C’è stato un rimpasto nel governo britannico

Per rafforzare la sua leadership il primo ministro Boris Johnson ha licenziato vari ministri e altri membri del governo

(Peter Summers/Getty Images)
(Peter Summers/Getty Images)

Diversi ministri del governo britannico sono stati licenziati in un drastico rimpasto voluto dal primo ministro Boris Johnson: si tratta di Sajid Javid, cancelliere dello Scacchiere (cioè ministro delle Finanze); Julian Smith, ministro per l’Irlanda del Nord; Chris Skidmore, ministro per la Scienza e l’Università; Esther McVey, ministra per la Casa; Andrea Leadsom, ministra per gli affari economici; Theresa Villiers, ministra per l’Ambiente; George Freeman, ministro per i Trasporti; Geoffrey Cox, il procuratore generale; e Nusrat Ghani, sottosegretaria ai Trasporti.

Il licenziamento di Smith è stato accolto con maggiore sorpresa rispetto agli altri, perché era considerato uno dei membri più competenti del governo e quello che aveva contribuito maggiormente a risolvere la crisi di governo nella regione, durata tre anni.

Quasi tutti i ministri licenziati erano in carica dal luglio del 2019, quando si era insediato il primo governo di Johnson. I loro sostituti sono già stati in parte annunciati: tra gli altri Suella Braverman è la nuova procuratrice generale e Rishi Sunak è il nuovo ministro delle Finanze. Hanno entrambi 39 anni.

Il rimpasto era stato ampiamente anticipato nei giorni scorsi dai media britannici, ed è stato giustificato da fonti vicine a Johnson con la necessità di «promuovere una nuova generazione di talenti per i prossimi anni», ha scritto il Guardian (anche se la maggior parte di quelli licenziati, in realtà, non erano così anziani). La motivazione politica dietro al rimpasto è principalmente quella di rafforzare la leadership di Johnson e smuovere l’attività dell’esecutivo dopo i tre anni e mezzo di stallo seguiti al referendum su Brexit.
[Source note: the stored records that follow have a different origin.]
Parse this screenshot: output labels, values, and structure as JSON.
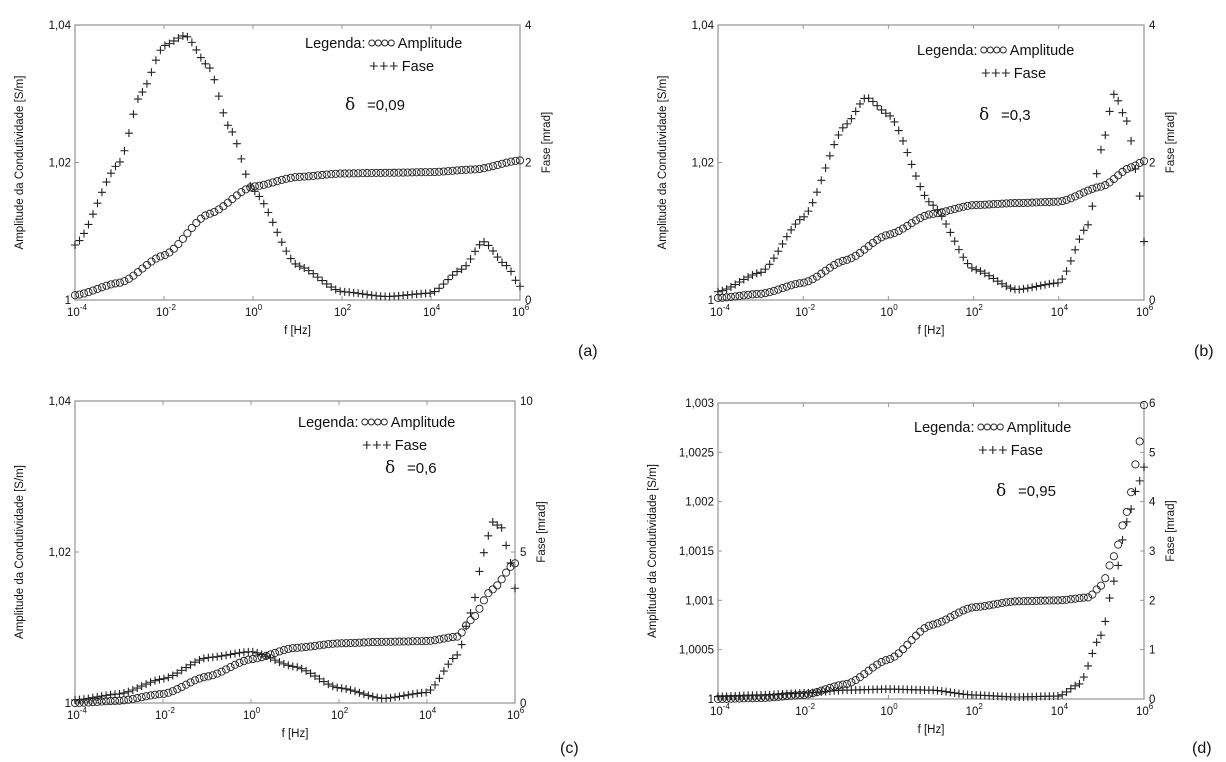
{
  "chart_data": [
    {
      "type": "scatter",
      "panel_label": "(a)",
      "xlabel": "f [Hz]",
      "ylabel_left": "Amplitude da Condutividade [S/m]",
      "ylabel_right": "Fase  [mrad]",
      "x_scale": "log",
      "xlim": [
        0.0001,
        1000000
      ],
      "x_ticks": [
        "-4",
        "-2",
        "0",
        "2",
        "4",
        "6"
      ],
      "ylim_left": [
        1,
        1.04
      ],
      "y_ticks_left": [
        "1",
        "1,02",
        "1,04"
      ],
      "ylim_right": [
        0,
        4
      ],
      "y_ticks_right": [
        "0",
        "2",
        "4"
      ],
      "legend": {
        "title": "Legenda:",
        "amplitude": "Amplitude",
        "fase": "Fase",
        "placement": "top-right"
      },
      "delta_symbol": "δ",
      "delta_text": "=0,09",
      "series": [
        {
          "name": "Amplitude",
          "marker": "o",
          "axis": "left",
          "x": [
            0.0001,
            0.001,
            0.01,
            0.1,
            1,
            10,
            100,
            1000,
            10000,
            100000,
            1000000
          ],
          "y": [
            1.0007,
            1.0025,
            1.0065,
            1.0125,
            1.0165,
            1.0179,
            1.0184,
            1.0185,
            1.0186,
            1.019,
            1.0203
          ]
        },
        {
          "name": "Fase",
          "marker": "+",
          "axis": "right",
          "x": [
            0.0001,
            0.001,
            0.003,
            0.01,
            0.03,
            0.1,
            0.3,
            1,
            10,
            100,
            1000,
            10000,
            50000,
            150000,
            500000,
            1000000
          ],
          "y": [
            0.8,
            2.0,
            3.0,
            3.7,
            3.85,
            3.4,
            2.5,
            1.6,
            0.5,
            0.12,
            0.05,
            0.1,
            0.45,
            0.85,
            0.5,
            0.2
          ]
        }
      ]
    },
    {
      "type": "scatter",
      "panel_label": "(b)",
      "xlabel": "f [Hz]",
      "ylabel_left": "Amplitude da Condutividade [S/m]",
      "ylabel_right": "Fase  [mrad]",
      "x_scale": "log",
      "xlim": [
        0.0001,
        1000000
      ],
      "x_ticks": [
        "-4",
        "-2",
        "0",
        "2",
        "4",
        "6"
      ],
      "ylim_left": [
        1,
        1.04
      ],
      "y_ticks_left": [
        "1",
        "1,02",
        "1,04"
      ],
      "ylim_right": [
        0,
        4
      ],
      "y_ticks_right": [
        "0",
        "2",
        "4"
      ],
      "legend": {
        "title": "Legenda:",
        "amplitude": "Amplitude",
        "fase": "Fase",
        "placement": "top-right"
      },
      "delta_symbol": "δ",
      "delta_text": "=0,3",
      "series": [
        {
          "name": "Amplitude",
          "marker": "o",
          "axis": "left",
          "x": [
            0.0001,
            0.001,
            0.01,
            0.1,
            1,
            10,
            100,
            1000,
            10000,
            100000,
            500000,
            1000000
          ],
          "y": [
            1.0003,
            1.0009,
            1.0025,
            1.0058,
            1.0095,
            1.0125,
            1.0138,
            1.0141,
            1.0143,
            1.0165,
            1.0193,
            1.0202
          ]
        },
        {
          "name": "Fase",
          "marker": "+",
          "axis": "right",
          "x": [
            0.0001,
            0.001,
            0.01,
            0.1,
            0.3,
            1,
            10,
            100,
            1000,
            10000,
            50000,
            100000,
            200000,
            400000,
            700000,
            1000000
          ],
          "y": [
            0.12,
            0.4,
            1.2,
            2.55,
            2.95,
            2.7,
            1.4,
            0.45,
            0.15,
            0.25,
            1.1,
            2.2,
            3.0,
            2.6,
            1.8,
            0.85
          ]
        }
      ]
    },
    {
      "type": "scatter",
      "panel_label": "(c)",
      "xlabel": "f [Hz]",
      "ylabel_left": "Amplitude da Condutividade [S/m]",
      "ylabel_right": "Fase  [mrad]",
      "x_scale": "log",
      "xlim": [
        0.0001,
        1000000
      ],
      "x_ticks": [
        "-4",
        "-2",
        "0",
        "2",
        "4",
        "6"
      ],
      "ylim_left": [
        1,
        1.04
      ],
      "y_ticks_left": [
        "1",
        "1,02",
        "1,04"
      ],
      "ylim_right": [
        0,
        10
      ],
      "y_ticks_right": [
        "0",
        "5",
        "10"
      ],
      "legend": {
        "title": "Legenda:",
        "amplitude": "Amplitude",
        "fase": "Fase",
        "placement": "top-right"
      },
      "delta_symbol": "δ",
      "delta_text": "=0,6",
      "series": [
        {
          "name": "Amplitude",
          "marker": "o",
          "axis": "left",
          "x": [
            0.0001,
            0.001,
            0.01,
            0.1,
            1,
            10,
            100,
            1000,
            10000,
            50000,
            100000,
            300000,
            1000000
          ],
          "y": [
            1.0,
            1.0003,
            1.0012,
            1.0035,
            1.0058,
            1.0073,
            1.0079,
            1.0081,
            1.0082,
            1.0088,
            1.011,
            1.015,
            1.0185
          ]
        },
        {
          "name": "Fase",
          "marker": "+",
          "axis": "right",
          "x": [
            0.0001,
            0.001,
            0.01,
            0.1,
            1,
            10,
            100,
            1000,
            10000,
            50000,
            100000,
            200000,
            300000,
            500000,
            700000,
            1000000
          ],
          "y": [
            0.1,
            0.3,
            0.8,
            1.5,
            1.7,
            1.2,
            0.5,
            0.15,
            0.35,
            1.6,
            3.0,
            5.0,
            6.0,
            5.8,
            5.0,
            3.8
          ]
        }
      ]
    },
    {
      "type": "scatter",
      "panel_label": "(d)",
      "xlabel": "f [Hz]",
      "ylabel_left": "Amplitude da Condutividade [S/m]",
      "ylabel_right": "Fase  [mrad]",
      "x_scale": "log",
      "xlim": [
        0.0001,
        1000000
      ],
      "x_ticks": [
        "-4",
        "-2",
        "0",
        "2",
        "4",
        "6"
      ],
      "ylim_left": [
        1,
        1.003
      ],
      "y_ticks_left": [
        "1",
        "1,0005",
        "1,001",
        "1,0015",
        "1,002",
        "1,0025",
        "1,003"
      ],
      "ylim_right": [
        0,
        6
      ],
      "y_ticks_right": [
        "0",
        "1",
        "2",
        "3",
        "4",
        "5",
        "6"
      ],
      "legend": {
        "title": "Legenda:",
        "amplitude": "Amplitude",
        "fase": "Fase",
        "placement": "top-right"
      },
      "delta_symbol": "δ",
      "delta_text": "=0,95",
      "series": [
        {
          "name": "Amplitude",
          "marker": "o",
          "axis": "left",
          "x": [
            0.0001,
            0.001,
            0.01,
            0.1,
            1,
            10,
            100,
            1000,
            10000,
            50000,
            100000,
            200000,
            400000,
            700000,
            1000000
          ],
          "y": [
            1.0,
            1.00001,
            1.00004,
            1.00015,
            1.0004,
            1.00075,
            1.00093,
            1.00099,
            1.001,
            1.00103,
            1.00115,
            1.00145,
            1.0019,
            1.00245,
            1.00298
          ]
        },
        {
          "name": "Fase",
          "marker": "+",
          "axis": "right",
          "x": [
            0.0001,
            0.001,
            0.01,
            0.1,
            1,
            10,
            100,
            1000,
            10000,
            30000,
            100000,
            200000,
            400000,
            700000,
            1000000
          ],
          "y": [
            0.05,
            0.08,
            0.12,
            0.18,
            0.2,
            0.18,
            0.08,
            0.04,
            0.06,
            0.3,
            1.3,
            2.4,
            3.6,
            4.3,
            4.7
          ]
        }
      ]
    }
  ]
}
Dopo le elezioni britanniche dello scorso dicembre, infatti, Johnson aveva lasciato praticamente intatto il suo governo, aspettando un momento più propizio dopo il 31 gennaio, cioè quando è avvenuta ufficialmente Brexit. Nel Regno Unito i rimpasti sono più frequenti e meno traumatici di quanto non siano in Italia, per esempio, perché i ministri possono essere licenziati dal primo ministro, senza molti passaggi formali.